Kuni Tyessi holds a mirror onto the life of a single woman whose experiences as they connect with those of other women and men, became representational.
Her journalistic, social and academic essays and features of which this collection is an extension, have contributed in creating awareness about some of the social ills that affect women and children.
It is no wonder, therefore, that her poetry searches deeply into gender issues, hoping that through it, the torments of unequal representation, culture, unfavourable policies and other man-made limitations that women are made to bear will one day have lasting solutions.
In a very literal sense, Being Twins, is structured in the tripartite way in which a story is designed, which is also the way human life is supernaturally designed; the cold, slow morning of our lives, which gradually gives way to the hot, vibrant afternoon, which must give way to the limp coolness of the dreaded night which is also the moment of rest.

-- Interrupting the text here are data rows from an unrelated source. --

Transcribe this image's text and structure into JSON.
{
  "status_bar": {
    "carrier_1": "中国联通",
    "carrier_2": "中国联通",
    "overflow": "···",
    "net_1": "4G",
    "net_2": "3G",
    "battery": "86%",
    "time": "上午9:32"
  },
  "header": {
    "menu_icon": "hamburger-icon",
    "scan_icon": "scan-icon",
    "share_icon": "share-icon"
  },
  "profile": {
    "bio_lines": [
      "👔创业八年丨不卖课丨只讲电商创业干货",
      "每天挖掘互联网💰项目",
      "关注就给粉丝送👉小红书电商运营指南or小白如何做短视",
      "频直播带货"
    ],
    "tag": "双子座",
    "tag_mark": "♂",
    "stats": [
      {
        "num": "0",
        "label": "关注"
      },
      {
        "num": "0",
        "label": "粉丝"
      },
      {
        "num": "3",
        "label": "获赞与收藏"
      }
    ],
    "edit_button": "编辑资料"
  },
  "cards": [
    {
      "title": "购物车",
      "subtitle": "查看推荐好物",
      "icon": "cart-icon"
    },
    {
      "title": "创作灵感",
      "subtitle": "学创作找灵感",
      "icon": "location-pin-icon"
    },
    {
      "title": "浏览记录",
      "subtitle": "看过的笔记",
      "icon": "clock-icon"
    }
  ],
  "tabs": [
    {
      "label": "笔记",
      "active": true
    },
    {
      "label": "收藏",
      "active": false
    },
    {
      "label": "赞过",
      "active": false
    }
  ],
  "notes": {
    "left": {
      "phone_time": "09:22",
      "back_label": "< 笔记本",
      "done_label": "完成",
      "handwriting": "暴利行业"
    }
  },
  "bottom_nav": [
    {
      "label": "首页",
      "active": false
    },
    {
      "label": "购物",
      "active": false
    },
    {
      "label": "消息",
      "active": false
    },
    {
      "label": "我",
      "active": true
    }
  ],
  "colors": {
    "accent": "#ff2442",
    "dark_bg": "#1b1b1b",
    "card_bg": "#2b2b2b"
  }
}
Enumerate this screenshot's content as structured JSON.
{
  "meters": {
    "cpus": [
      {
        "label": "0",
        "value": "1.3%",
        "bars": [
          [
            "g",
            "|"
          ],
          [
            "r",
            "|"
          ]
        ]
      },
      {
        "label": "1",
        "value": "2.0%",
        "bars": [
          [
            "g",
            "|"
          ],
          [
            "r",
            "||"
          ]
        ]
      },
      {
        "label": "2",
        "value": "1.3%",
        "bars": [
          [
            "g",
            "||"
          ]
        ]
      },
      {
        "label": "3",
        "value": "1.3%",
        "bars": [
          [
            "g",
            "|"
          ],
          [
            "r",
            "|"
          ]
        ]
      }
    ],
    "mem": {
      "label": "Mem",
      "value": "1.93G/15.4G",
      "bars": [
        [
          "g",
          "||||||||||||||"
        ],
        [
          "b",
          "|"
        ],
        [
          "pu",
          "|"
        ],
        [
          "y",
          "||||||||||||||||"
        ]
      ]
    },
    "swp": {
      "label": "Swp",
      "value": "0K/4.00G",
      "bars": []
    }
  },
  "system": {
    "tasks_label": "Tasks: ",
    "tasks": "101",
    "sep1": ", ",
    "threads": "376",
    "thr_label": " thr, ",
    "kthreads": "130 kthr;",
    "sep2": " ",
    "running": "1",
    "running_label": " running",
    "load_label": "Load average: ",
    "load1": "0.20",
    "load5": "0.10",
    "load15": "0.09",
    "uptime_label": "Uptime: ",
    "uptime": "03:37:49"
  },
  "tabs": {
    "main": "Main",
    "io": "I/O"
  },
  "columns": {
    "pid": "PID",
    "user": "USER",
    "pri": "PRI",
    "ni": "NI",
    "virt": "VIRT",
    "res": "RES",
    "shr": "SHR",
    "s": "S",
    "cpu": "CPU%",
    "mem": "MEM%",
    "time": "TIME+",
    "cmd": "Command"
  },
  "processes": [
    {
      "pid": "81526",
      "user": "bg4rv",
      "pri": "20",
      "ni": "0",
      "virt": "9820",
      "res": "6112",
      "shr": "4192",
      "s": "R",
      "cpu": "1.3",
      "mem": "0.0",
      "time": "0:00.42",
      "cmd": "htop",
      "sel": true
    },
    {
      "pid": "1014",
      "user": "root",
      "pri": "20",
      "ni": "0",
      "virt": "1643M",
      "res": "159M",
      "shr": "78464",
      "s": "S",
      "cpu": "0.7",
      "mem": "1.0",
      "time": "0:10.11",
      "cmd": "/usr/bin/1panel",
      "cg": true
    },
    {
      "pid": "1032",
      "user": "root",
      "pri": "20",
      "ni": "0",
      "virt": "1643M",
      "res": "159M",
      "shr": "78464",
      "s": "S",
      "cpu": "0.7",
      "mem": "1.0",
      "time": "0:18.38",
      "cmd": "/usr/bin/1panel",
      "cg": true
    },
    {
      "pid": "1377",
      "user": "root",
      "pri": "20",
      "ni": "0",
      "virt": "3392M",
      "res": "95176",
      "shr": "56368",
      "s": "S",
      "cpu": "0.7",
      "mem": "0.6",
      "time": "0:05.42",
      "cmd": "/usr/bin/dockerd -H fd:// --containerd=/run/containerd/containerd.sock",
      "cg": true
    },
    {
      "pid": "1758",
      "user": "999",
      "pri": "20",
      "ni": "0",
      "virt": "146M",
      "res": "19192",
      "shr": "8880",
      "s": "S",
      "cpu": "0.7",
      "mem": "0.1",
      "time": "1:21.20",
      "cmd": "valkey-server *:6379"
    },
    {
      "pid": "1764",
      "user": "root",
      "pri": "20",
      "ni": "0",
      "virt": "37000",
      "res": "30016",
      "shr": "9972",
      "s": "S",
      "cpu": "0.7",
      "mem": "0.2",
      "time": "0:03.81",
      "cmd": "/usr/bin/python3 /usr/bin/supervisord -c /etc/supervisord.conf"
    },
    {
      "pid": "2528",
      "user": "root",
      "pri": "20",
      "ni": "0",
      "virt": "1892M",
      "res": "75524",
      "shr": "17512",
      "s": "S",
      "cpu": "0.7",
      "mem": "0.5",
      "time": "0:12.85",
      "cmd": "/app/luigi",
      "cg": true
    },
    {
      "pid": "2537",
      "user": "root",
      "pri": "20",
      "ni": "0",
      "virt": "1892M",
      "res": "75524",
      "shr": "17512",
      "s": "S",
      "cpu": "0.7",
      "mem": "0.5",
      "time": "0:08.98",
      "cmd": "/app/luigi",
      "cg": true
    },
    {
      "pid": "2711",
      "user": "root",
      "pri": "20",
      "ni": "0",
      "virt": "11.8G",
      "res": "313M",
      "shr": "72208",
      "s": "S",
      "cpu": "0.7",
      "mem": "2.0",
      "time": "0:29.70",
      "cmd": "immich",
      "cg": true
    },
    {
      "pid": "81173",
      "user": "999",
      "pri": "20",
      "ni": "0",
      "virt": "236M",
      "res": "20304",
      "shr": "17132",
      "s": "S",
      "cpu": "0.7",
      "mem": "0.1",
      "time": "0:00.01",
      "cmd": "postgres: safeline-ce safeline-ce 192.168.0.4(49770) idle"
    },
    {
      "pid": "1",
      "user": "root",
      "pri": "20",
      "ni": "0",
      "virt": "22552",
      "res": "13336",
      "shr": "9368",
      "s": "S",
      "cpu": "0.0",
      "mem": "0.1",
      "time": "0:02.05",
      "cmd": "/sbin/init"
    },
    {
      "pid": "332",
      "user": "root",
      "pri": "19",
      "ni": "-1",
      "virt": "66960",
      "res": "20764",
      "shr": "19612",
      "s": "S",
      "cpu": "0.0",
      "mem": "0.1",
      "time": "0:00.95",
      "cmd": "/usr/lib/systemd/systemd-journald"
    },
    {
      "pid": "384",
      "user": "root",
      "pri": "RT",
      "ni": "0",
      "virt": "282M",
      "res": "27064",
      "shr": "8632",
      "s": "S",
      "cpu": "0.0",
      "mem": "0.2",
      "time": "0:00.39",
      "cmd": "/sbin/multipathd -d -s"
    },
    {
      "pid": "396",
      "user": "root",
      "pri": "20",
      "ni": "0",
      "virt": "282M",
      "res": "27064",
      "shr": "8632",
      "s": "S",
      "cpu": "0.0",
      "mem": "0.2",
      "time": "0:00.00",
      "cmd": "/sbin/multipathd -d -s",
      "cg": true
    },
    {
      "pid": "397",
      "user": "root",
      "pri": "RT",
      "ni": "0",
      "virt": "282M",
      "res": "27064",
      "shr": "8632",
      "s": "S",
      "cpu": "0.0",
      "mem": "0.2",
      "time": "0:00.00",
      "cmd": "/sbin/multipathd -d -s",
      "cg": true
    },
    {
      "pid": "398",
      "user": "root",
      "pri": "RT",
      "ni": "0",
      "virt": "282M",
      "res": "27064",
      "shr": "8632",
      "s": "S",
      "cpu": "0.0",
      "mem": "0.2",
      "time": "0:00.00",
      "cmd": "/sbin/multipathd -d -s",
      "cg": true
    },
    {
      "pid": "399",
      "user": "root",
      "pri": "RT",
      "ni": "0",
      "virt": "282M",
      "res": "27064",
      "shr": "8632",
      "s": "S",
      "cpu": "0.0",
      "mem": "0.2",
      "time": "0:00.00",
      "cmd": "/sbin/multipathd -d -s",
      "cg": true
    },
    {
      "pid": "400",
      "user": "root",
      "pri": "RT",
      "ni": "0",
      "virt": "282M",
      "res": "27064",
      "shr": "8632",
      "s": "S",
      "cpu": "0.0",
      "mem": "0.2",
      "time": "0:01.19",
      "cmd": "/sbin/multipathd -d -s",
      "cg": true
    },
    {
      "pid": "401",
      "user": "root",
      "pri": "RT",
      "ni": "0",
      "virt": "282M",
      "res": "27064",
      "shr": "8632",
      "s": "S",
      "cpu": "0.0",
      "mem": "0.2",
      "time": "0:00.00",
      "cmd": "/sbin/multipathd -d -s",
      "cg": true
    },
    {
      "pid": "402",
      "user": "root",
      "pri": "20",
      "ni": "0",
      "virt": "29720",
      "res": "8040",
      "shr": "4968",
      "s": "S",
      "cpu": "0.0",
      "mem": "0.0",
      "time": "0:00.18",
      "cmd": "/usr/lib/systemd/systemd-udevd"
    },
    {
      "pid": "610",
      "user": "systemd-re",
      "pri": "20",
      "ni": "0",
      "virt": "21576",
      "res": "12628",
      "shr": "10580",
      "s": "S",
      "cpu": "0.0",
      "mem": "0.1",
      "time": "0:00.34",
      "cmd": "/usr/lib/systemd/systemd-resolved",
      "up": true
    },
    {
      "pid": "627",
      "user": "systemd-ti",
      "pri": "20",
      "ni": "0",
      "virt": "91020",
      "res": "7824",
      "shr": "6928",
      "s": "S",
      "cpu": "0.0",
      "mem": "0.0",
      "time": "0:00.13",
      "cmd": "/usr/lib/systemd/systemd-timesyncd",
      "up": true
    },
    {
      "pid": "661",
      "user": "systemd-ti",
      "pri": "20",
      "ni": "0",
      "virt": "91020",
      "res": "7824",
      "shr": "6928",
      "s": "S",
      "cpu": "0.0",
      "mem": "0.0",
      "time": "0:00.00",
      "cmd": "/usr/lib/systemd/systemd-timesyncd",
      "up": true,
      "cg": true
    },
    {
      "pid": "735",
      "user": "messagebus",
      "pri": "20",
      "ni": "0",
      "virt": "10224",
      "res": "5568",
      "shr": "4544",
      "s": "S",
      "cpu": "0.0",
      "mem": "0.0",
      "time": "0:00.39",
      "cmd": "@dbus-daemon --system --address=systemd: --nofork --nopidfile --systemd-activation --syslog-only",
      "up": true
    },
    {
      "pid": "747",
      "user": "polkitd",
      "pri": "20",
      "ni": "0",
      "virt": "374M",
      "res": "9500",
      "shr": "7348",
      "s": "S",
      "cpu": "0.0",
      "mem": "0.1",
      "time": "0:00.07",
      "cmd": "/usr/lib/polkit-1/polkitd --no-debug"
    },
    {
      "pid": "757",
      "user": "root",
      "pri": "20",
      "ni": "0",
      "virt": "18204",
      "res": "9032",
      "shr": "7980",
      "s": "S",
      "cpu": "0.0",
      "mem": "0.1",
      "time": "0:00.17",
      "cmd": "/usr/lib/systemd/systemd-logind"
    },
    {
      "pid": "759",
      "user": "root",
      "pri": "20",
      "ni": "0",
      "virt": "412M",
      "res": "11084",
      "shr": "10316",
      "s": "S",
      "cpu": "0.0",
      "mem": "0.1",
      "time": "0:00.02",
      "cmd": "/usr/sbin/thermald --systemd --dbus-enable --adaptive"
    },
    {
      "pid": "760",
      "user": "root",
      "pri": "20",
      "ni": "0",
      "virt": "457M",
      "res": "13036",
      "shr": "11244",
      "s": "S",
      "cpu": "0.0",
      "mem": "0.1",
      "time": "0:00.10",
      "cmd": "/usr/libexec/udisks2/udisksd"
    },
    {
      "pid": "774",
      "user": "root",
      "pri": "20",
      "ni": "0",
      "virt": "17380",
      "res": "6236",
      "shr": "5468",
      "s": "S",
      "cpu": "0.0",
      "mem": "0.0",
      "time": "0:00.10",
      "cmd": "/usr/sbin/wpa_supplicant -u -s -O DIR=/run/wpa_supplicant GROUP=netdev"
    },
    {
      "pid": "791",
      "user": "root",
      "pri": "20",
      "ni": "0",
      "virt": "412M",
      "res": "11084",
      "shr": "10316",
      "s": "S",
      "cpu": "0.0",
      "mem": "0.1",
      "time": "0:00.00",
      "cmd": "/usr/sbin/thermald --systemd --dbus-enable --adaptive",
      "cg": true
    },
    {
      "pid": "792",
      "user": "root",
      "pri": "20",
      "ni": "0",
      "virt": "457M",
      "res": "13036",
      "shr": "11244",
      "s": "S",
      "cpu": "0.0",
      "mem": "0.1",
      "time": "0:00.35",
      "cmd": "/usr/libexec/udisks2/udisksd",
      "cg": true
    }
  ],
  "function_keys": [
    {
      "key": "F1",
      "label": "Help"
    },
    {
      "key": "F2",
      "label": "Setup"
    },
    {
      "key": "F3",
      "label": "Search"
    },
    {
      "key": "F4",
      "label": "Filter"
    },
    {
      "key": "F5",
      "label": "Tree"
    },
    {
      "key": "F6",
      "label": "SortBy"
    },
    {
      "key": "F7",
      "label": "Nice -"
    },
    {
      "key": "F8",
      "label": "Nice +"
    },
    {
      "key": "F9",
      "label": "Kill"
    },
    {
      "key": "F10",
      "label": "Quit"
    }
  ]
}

The three parts are entitled ‘Relationships', ‘Being Twins', and ‘Mortality', reminiscent of beginning, middle and an end.
Readers are slowly drawn into the life of a timid woman through her prayer to God for rescue from a relationship in which she has been trapped, and we travel with her through the vagaries of life that is the lot of many women in traditional patriarchal Africa, from girlhood to marriage.
The tragedy of her existence increases as she enters into lonely moments, with tears, insults, rape and backbreaking labour. This moment is best described as the stage of slavery. Even the right to enjoy sex is taken away from her. But wisdom comes with experience, and so, ironically, the third movement entitled ‘Mortality' launches itself with rhetorical questions; a pointer to the fact, as the poet hopes, that freedom is in the horizon.
There is much more in this deeply probing collection that only a careful and interactive reading can reveal its poetic value as well as its main and numerous sub-meanings.